Sarah Palin hunkers down.
It's spring! Want to know how I can tell? Trees are blooming, the humidity is back and my chicken, Sarah Palin, won't get off her ass.

Something inside of her has clicked and the Mommy hormones are flowing. For the past few days she has stopped scratching, has generally lost her appetite and spends all of her time hunkered down in the darkest corner of the chicken coop.

She has stopped laying eggs -- which is a shame, because her eggs were big and beautiful. She will sit on Liz Lemon's eggs (my other chicken) until I come in each day to collect them. And then Sarah will brood over...nothing.

Feathers puffed as she defends eggs that don't exist.
She's not prone to aggression in this state. But when I try to coax her off Liz Lemon's eggs everyday, Palin will puff up her feathers and give me a menacing, deep croak. I try to entice her with food or a mouse. She loves those. But I guess I can't compete with nature.

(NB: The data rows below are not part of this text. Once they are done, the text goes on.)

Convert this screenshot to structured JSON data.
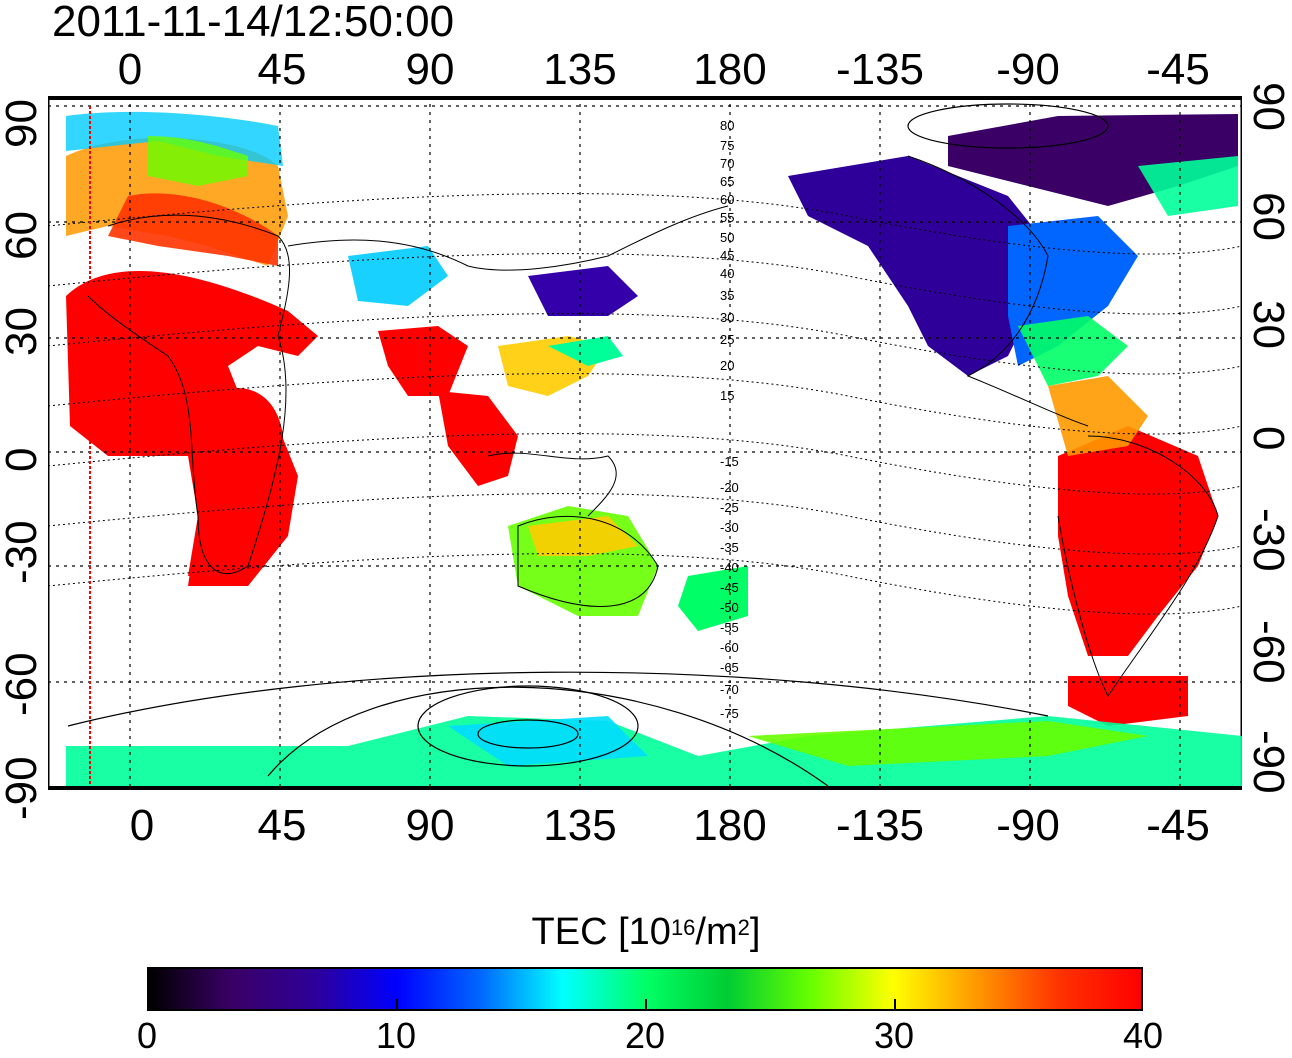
{
  "header": {
    "timestamp": "2011-11-14/12:50:00"
  },
  "map": {
    "top_lon_ticks": [
      "0",
      "45",
      "90",
      "135",
      "180",
      "-135",
      "-90",
      "-45"
    ],
    "bottom_lon_ticks": [
      "0",
      "45",
      "90",
      "135",
      "180",
      "-135",
      "-90",
      "-45"
    ],
    "left_lat_ticks": [
      "90",
      "60",
      "30",
      "0",
      "-30",
      "-60",
      "-90"
    ],
    "right_lat_ticks": [
      "90",
      "60",
      "30",
      "0",
      "-30",
      "-60",
      "-90"
    ],
    "contour_labels": [
      "80",
      "75",
      "70",
      "65",
      "60",
      "55",
      "50",
      "45",
      "40",
      "35",
      "30",
      "25",
      "20",
      "15",
      "-15",
      "-20",
      "-25",
      "-30",
      "-35",
      "-40",
      "-45",
      "-50",
      "-55",
      "-60",
      "-65",
      "-70",
      "-75"
    ]
  },
  "colorbar": {
    "title_main": "TEC  [10",
    "title_sup1": "16",
    "title_mid": "/m",
    "title_sup2": "2",
    "title_end": "]",
    "ticks": [
      "0",
      "10",
      "20",
      "30",
      "40"
    ],
    "min": 0,
    "max": 40,
    "colors": [
      "#000000",
      "#3a0066",
      "#2e0099",
      "#0000ff",
      "#0066ff",
      "#00ffff",
      "#00ff66",
      "#00cc33",
      "#66ff00",
      "#ffff00",
      "#ff9900",
      "#ff3300",
      "#ff0000"
    ]
  }
}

According to, Palin is brooding. This natural process will last for about a month.

Fertilized eggs take a solid 21 days of incubation before they are ready to hatch. A brooding hen will devote herself to keeping her eggs warm and protected during those three weeks and for a little while after they are born.

Sarah Palin has already proved to me her devotion to her pretend chicks when I found her crouched in a corner with chicken crap on her wing. From what I can figure, Liz Lemon was perched above Sarah Palin when she took a crap and Palin just chalked it up to one of the sacrifices of motherhood.

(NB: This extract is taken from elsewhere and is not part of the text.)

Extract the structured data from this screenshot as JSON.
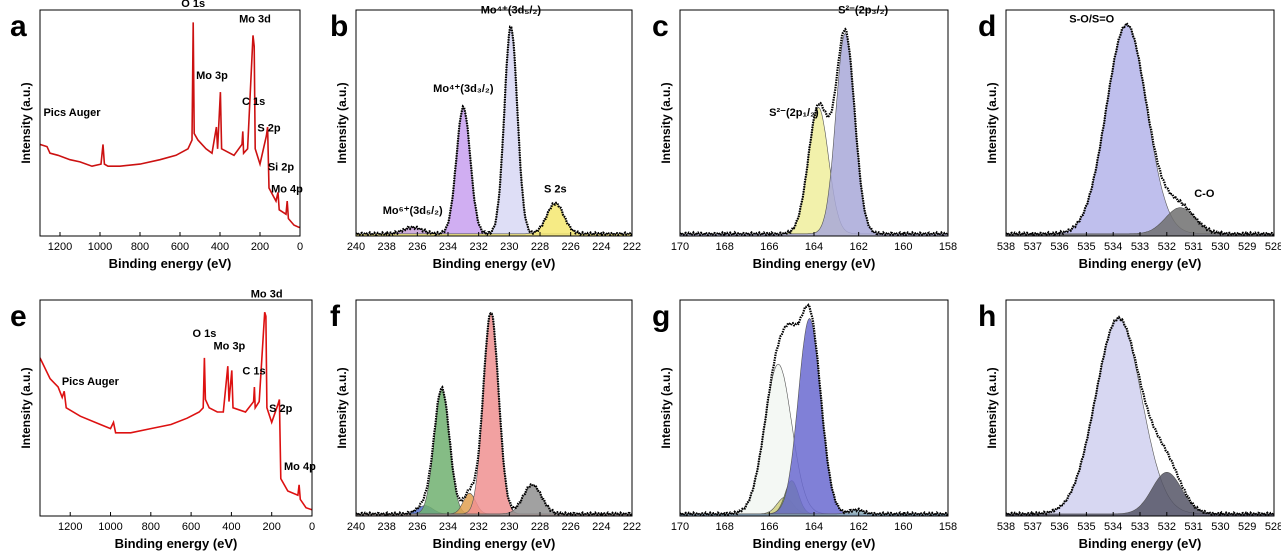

Sarah Palin and Liz Lemon in their normal state of curiosity.
Sarah Palin should return to her normal self in a few weeks. Until then, I will not stop finding it super cool to watch chicken nature live in my backyard. 

25 April 2012

Planting my own seed in the guerrilla gardening movement

Guerrilla gardening attempt.

A couple of weeks ago, Richard planted a tree. This isn't a new occurrence for Richard. He has planted many trees in our yard before that are all growing nicely.

This tree is a renegade. An illegal. A product of guerrilla gardening.

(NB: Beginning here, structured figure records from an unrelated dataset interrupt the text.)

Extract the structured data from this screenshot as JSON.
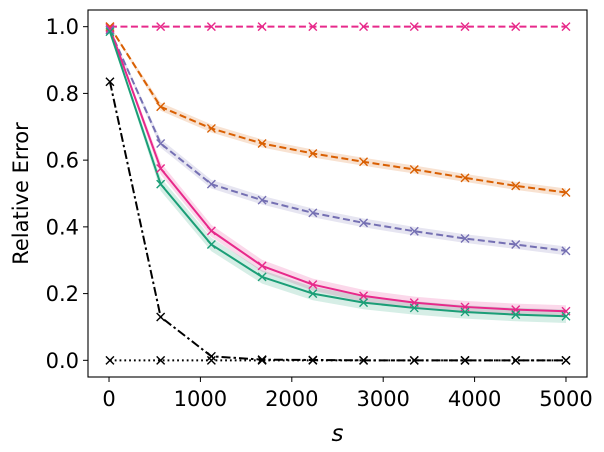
{
  "chart_data": {
    "type": "line",
    "title": "",
    "xlabel": "s",
    "ylabel": "Relative Error",
    "xlim": [
      -230,
      5230
    ],
    "ylim": [
      -0.05,
      1.05
    ],
    "xticks": [
      0,
      1000,
      2000,
      3000,
      4000,
      5000
    ],
    "xtick_labels": [
      "0",
      "1000",
      "2000",
      "3000",
      "4000",
      "5000"
    ],
    "yticks": [
      0.0,
      0.2,
      0.4,
      0.6,
      0.8,
      1.0
    ],
    "ytick_labels": [
      "0.0",
      "0.2",
      "0.4",
      "0.6",
      "0.8",
      "1.0"
    ],
    "grid": false,
    "x": [
      10,
      565,
      1120,
      1675,
      2230,
      2785,
      3340,
      3895,
      4450,
      5000
    ],
    "series": [
      {
        "name": "magenta-dashed",
        "color": "#e7298a",
        "dash": "dashed",
        "values": [
          1.0,
          1.0,
          1.0,
          1.0,
          1.0,
          1.0,
          1.0,
          1.0,
          1.0,
          1.0
        ]
      },
      {
        "name": "orange-dashed",
        "color": "#d95f02",
        "dash": "dashed",
        "values": [
          1.0,
          0.76,
          0.695,
          0.65,
          0.62,
          0.595,
          0.572,
          0.547,
          0.523,
          0.503
        ],
        "band": 0.012
      },
      {
        "name": "purple-dashed",
        "color": "#7570b3",
        "dash": "dashed",
        "values": [
          0.99,
          0.65,
          0.528,
          0.48,
          0.442,
          0.412,
          0.387,
          0.365,
          0.347,
          0.328
        ],
        "band": 0.013
      },
      {
        "name": "pink-solid",
        "color": "#e7298a",
        "dash": "solid",
        "values": [
          0.995,
          0.575,
          0.388,
          0.283,
          0.227,
          0.193,
          0.173,
          0.16,
          0.152,
          0.147
        ],
        "band": 0.018
      },
      {
        "name": "green-solid",
        "color": "#1b9e77",
        "dash": "solid",
        "values": [
          0.985,
          0.528,
          0.347,
          0.25,
          0.2,
          0.173,
          0.157,
          0.145,
          0.137,
          0.132
        ],
        "band": 0.02
      },
      {
        "name": "black-dashdot",
        "color": "#000000",
        "dash": "dashdot",
        "values": [
          0.835,
          0.13,
          0.012,
          0.002,
          0.001,
          0.0,
          0.0,
          0.0,
          0.0,
          0.0
        ]
      },
      {
        "name": "black-dotted",
        "color": "#000000",
        "dash": "dotted",
        "values": [
          0.0,
          0.0,
          0.0,
          0.0,
          0.0,
          0.0,
          0.0,
          0.0,
          0.0,
          0.0
        ]
      }
    ]
  }
}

Across the street from our house, there is a patch of dirt where a sidewalk tile never was. The patch gets trampled everyday as students from the nearby college trudge to and from class. The row houses behind the patch are rented properties that looked very rented. Meaning, the people that live in the structure do less than inhabit it, they abuse it.

I used to be like that, so I understand the mentality: if you don't own the property or structure, there's very little incentive to care for it, maintain it or improve it. For me, that meant beer stains on the carpet, scuff marks from black-soled shoes and water damage in the bathroom that I merely shrugged my shoulders at. Not my problem, I thought. I'll be out of here in a few months.

Things have changed, though. I now own the property I live on. I have invested lots of time and money to make it look and function the way that I want. And most of my actions have been contained to within said property lines, like painting shutters, landscaping the backyard and adding raised beds to the bare, concrete slabs out front.

Until now.

Baxter checking out the tree.
This tree is not motivated by a need to provoke social change. I am pretty well convinced that young twenty-somethings are content to have trash strewn about the streets and alleys, while living in dwellings that just meet code. So I feel no need to motivate them to care for this patch of dirt that I see every time I look out my front window and that my dog waters every morning on our stroll.

Some guerrilla gardeners, like Erik Knutzen, coauthor with his wife, Kelly Coyne, of "The Urban Homestead," see the act as "a reaction to the wasteful use of land, such as vacant lots and sidewalk parkways."

I just want to mend an eyesore.

See it in there?
After a quick perusal of the Internet, I am pretty sure the dirt patch belongs to the City. Technically, if they find the tree, they have every right to tear it out by the roots. But from the look of the neighborhood, and the look of the city budget, I doubt anyone will mind, even if they notice.

Just a couple of weeks into this guerrilla gardening foray, I predict the biggest threats will be feet -- particularly the stiletto heels of drunken collegians -- or lack of rain.